Why Is Sissy Grumpy? is written by Nadia Mike, an Inuit educator, and illustrated by Amanda Sandland. In, Why is Sissi Grumpy? Sissi and Tuka are good friends but lately Tuka has noticed some changes in Sissi. She isn't being very nice, and sometimes she hurts Tuka's feelings. How can Tuka find a way to let Sissi know how her behaviour is making him feel?
Willy's New Pup: A Story From Labrador, is written by Sherry Blake an Inuk throat singer who performs with the group The Blake Sisters. She grew up in Rigolet, Newfoundland. Willy's New Pup is illustrated by Lenny Lishchenko. In Willy's New Pup, Willy's friend Sid comes to visit, and he brings Willy a surprise—a new pup! Willy's new pup is strong and fast, but he needs a lot of training before he can become the new lead dog. When Willy finally decides his new pup is ready for his first hunting trip, something happens that puts the dog's strength and bravery to the test.
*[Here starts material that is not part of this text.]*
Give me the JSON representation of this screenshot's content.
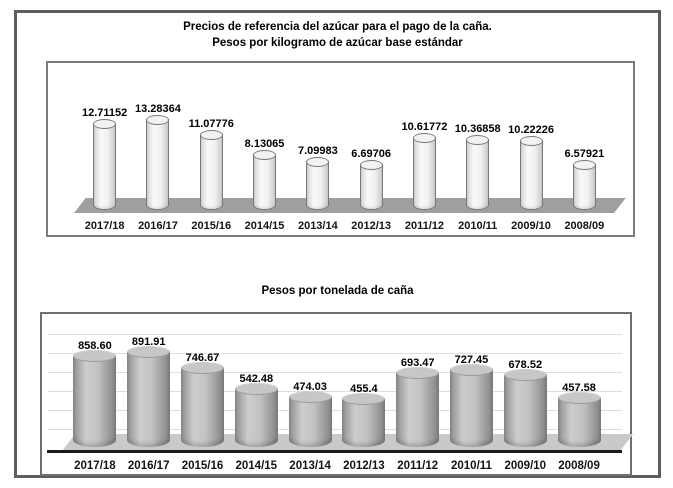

In Tuktu Says written by Nadia Sammurtok, an Inuit writer and educator originally from Rankin Inlet, Nunavut; and illustrated by Ali Hinch,Tuktu and his friends are playing so join them and you can play, move, or make sounds along by doing the actions with the characters in this book. With interactive books, children are encouraged to actively participate in the stories they are listening to through directions or instructional text.
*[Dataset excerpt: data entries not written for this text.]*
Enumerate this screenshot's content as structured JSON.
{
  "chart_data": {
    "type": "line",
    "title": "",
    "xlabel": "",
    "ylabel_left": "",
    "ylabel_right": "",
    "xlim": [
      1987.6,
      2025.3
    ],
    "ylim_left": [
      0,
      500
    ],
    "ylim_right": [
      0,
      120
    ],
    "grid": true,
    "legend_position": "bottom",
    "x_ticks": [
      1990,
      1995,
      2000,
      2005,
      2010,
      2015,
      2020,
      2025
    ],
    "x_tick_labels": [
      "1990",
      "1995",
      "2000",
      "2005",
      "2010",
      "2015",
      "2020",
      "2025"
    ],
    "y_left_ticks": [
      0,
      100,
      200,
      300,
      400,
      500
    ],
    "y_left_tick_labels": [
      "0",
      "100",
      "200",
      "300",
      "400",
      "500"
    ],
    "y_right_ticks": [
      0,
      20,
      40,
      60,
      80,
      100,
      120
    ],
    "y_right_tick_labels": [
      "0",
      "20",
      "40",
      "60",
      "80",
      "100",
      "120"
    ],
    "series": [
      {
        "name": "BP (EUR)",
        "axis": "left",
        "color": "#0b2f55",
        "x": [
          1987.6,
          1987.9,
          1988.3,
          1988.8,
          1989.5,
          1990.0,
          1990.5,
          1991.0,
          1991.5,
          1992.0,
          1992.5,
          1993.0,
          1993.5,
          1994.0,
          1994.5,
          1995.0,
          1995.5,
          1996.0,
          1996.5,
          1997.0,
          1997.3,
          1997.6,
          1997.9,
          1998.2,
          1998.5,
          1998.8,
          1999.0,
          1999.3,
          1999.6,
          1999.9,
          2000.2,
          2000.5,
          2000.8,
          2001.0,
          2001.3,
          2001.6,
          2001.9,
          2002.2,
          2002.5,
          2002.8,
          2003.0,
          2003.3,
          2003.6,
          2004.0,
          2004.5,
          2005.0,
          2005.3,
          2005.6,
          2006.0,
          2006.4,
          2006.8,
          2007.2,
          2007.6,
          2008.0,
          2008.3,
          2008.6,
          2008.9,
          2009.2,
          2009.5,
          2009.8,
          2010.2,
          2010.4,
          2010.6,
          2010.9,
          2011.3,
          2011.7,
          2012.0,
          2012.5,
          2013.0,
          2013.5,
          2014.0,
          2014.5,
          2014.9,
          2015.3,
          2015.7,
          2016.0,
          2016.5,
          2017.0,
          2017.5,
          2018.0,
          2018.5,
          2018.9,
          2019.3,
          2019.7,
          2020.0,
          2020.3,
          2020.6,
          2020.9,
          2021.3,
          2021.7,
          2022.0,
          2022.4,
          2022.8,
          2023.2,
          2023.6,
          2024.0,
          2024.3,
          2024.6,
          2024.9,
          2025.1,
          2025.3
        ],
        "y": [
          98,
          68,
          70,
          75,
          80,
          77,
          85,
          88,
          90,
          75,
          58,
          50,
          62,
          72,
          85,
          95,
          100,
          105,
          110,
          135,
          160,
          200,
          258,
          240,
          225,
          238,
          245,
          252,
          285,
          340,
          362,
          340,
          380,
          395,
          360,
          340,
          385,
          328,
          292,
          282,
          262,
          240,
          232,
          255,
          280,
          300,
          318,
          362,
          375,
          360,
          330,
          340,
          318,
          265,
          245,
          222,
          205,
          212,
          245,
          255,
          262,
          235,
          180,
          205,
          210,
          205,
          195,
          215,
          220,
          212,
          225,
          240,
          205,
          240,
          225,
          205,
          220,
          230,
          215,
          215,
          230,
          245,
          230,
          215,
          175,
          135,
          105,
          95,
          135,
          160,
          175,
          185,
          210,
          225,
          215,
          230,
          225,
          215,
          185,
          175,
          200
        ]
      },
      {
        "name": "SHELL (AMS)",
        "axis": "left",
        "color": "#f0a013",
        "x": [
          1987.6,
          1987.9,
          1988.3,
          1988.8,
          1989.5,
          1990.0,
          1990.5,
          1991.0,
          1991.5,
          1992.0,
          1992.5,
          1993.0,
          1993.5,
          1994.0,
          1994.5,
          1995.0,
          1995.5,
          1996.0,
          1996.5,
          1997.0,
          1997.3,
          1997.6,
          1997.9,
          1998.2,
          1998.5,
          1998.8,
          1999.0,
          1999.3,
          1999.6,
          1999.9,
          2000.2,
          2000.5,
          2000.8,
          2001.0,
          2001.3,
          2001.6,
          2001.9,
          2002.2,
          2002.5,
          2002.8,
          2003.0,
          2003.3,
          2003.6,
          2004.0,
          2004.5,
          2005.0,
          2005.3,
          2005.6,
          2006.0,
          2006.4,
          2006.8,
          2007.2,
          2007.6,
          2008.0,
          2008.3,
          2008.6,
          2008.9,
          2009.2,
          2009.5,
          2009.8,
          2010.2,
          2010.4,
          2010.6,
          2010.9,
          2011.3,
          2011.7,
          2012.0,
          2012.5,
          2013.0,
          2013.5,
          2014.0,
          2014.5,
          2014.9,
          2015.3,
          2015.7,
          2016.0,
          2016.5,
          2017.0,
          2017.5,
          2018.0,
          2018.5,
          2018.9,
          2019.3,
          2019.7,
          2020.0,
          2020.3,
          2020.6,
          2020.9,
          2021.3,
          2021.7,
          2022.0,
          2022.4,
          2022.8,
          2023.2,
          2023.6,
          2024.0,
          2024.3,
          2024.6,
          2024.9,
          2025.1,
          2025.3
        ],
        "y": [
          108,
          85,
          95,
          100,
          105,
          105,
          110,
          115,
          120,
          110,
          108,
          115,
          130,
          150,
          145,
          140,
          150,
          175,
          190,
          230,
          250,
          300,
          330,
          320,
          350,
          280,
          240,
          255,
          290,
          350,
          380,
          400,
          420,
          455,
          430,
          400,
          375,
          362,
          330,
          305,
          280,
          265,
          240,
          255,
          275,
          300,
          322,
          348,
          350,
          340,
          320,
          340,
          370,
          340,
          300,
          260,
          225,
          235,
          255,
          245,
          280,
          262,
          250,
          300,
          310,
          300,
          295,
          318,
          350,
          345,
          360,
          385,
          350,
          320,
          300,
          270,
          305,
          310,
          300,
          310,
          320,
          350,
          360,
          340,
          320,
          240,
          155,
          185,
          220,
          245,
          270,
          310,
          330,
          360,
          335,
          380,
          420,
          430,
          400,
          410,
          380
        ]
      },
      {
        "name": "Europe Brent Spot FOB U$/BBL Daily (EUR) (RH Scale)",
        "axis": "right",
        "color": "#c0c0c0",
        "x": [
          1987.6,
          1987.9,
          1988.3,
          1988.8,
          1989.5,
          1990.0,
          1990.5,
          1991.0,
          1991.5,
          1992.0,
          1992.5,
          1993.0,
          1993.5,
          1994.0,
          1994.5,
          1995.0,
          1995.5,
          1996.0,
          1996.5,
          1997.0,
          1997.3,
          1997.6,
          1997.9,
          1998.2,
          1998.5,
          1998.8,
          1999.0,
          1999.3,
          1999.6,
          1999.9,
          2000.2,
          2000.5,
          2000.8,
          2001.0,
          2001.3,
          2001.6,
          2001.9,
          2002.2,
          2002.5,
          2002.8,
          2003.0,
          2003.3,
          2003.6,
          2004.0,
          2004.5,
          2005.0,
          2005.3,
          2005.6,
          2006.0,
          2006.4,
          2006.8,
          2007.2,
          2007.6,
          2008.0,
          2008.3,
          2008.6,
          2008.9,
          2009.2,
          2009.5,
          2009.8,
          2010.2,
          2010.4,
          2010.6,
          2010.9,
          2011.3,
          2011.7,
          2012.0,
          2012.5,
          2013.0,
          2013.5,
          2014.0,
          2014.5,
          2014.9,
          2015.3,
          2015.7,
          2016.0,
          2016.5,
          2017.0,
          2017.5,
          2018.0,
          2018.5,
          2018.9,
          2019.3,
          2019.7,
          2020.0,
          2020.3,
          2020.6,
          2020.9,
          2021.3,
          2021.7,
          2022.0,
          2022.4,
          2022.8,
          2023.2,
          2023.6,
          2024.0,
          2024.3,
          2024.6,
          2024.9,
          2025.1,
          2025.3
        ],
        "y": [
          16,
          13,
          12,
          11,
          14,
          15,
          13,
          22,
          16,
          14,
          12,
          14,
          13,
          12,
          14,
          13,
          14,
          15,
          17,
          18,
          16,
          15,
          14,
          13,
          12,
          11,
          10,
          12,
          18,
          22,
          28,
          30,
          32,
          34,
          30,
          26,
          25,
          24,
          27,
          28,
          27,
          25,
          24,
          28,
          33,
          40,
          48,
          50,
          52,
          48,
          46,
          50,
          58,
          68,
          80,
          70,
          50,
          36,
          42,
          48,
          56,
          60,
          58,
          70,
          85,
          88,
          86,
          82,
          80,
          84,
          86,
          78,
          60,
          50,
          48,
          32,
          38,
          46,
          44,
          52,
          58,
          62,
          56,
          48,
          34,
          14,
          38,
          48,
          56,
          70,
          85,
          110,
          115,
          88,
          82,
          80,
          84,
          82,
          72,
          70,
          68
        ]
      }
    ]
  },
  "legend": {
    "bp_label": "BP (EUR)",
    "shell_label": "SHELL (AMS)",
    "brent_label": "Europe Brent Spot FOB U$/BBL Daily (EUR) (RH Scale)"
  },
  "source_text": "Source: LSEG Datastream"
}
This Is What I See is written by Looee Arreak who lives in Iqaluit, Nunavut and grew up in Pangnirtung, Nunavut. She is an award winning Inuktitut singer and songwriter and composed a song “Qaujimavunga Kinummangaarma - I Know Who I Am,” In, This Is What I See, let's count what we see and sing along as we count the animals we see on the tundra. This Is What I See is illustrated by We Are Together.